An Unpleasant Message

 

    Jason was sitting on the couch playing his guitar next to Chaucer the family cat when he saw his mother opening the day’s mail. He could sense some anxiety in her manner when she gazed upon a single envelope, and he had an instinct of what it might be, what it surely was. But he chose to immerse himself in a zone of musical trance, laying down virgin arpeggios and overlapping scales in a genesis stage of development still barely understood in his young musical mind. Chaucer consumed the improvisation and purred contentedly behind enigmatic eyes. 

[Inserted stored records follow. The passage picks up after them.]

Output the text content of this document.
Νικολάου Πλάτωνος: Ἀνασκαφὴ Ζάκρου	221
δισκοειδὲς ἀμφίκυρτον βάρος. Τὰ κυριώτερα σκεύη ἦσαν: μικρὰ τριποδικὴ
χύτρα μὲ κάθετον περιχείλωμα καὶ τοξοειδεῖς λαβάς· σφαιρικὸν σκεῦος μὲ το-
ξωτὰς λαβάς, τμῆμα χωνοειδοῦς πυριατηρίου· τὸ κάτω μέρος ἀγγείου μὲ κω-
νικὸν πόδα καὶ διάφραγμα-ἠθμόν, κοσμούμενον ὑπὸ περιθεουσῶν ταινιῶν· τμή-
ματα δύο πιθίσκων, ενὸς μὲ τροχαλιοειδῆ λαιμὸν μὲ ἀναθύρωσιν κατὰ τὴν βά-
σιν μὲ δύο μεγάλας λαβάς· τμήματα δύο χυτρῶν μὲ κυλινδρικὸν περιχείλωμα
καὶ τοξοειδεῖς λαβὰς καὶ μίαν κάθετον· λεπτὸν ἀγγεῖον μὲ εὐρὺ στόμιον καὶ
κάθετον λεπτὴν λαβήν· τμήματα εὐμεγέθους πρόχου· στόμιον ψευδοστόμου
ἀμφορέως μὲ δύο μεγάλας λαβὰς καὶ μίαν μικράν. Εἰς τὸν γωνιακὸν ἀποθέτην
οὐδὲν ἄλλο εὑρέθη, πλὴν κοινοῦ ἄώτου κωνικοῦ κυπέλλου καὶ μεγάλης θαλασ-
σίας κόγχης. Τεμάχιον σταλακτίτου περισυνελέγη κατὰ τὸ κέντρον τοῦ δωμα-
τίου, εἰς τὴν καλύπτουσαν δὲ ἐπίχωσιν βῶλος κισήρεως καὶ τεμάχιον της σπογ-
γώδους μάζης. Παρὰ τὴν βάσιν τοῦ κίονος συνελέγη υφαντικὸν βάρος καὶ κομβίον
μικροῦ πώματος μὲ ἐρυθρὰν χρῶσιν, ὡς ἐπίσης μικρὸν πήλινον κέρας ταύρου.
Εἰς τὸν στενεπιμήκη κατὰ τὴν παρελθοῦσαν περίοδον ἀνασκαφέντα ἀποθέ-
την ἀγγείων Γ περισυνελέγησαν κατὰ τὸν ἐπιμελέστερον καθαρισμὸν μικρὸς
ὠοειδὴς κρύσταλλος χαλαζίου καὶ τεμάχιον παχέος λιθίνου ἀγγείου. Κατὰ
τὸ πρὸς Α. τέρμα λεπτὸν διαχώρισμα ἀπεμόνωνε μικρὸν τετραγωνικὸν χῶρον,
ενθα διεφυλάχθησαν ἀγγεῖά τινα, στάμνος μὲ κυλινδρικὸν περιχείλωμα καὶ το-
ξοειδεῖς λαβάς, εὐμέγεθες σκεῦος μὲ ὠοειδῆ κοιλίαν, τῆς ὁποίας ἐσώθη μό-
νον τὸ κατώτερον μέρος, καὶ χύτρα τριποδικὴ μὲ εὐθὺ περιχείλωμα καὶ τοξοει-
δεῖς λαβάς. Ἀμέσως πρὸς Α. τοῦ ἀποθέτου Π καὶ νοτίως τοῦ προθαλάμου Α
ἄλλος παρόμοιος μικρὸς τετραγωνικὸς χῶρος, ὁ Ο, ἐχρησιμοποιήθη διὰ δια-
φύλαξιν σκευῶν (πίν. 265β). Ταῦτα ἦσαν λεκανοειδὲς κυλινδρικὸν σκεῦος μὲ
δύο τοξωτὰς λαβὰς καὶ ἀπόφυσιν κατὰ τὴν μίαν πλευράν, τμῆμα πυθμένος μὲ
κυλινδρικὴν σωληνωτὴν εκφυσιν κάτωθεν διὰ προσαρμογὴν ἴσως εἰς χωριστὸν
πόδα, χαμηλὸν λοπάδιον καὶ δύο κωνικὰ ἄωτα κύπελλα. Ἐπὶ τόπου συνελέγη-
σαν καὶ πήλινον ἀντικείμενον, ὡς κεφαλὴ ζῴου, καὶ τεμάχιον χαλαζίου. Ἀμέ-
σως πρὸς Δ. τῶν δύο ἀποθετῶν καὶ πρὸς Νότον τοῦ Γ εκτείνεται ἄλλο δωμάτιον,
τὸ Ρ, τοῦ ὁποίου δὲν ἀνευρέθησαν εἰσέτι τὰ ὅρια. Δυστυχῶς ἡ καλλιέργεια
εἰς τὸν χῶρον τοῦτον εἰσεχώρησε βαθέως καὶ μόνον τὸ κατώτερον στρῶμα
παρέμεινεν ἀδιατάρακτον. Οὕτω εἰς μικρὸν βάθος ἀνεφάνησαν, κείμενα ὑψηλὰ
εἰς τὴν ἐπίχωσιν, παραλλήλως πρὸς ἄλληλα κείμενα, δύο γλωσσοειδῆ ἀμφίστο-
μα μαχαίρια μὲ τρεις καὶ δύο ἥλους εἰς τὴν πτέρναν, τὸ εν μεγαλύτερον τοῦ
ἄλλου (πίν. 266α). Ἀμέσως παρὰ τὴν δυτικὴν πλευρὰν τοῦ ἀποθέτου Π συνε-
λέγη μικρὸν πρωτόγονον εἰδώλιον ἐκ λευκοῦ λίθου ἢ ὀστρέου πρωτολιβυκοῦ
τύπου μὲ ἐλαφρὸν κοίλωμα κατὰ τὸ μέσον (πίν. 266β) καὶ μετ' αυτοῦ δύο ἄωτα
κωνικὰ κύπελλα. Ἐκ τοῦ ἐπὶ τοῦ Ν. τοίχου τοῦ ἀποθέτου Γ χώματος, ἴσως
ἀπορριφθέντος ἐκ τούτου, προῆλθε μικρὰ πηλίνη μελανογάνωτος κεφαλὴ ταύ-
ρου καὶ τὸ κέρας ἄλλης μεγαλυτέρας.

   Grandma had bought Jason his first guitar for Christmas when he was ten, a nylon-stringed acoustic, like a Spanish flamenco guitar. He had learned folk songs from a songbook, innocently entertaining himself, and then one day he was playing Red River Valley and Goodnight Irene in front of his sister’s girlfriends and they started to cry, entranced by the adorable cuteness of a ten-year-old boy singing love songs. That defining moment seared its way into his heart with this epiphany: Wow, this is like having superpowers! Later he would see Elvis work his magic and then later still, the Beatles, and the force had implanted the seed - this is what I want to do! Sadly, the desire would prove to be a curse as well as a blessing. The emotions this expression stirred up tormented him; perfect masteries always teased him, perpetually out of reach.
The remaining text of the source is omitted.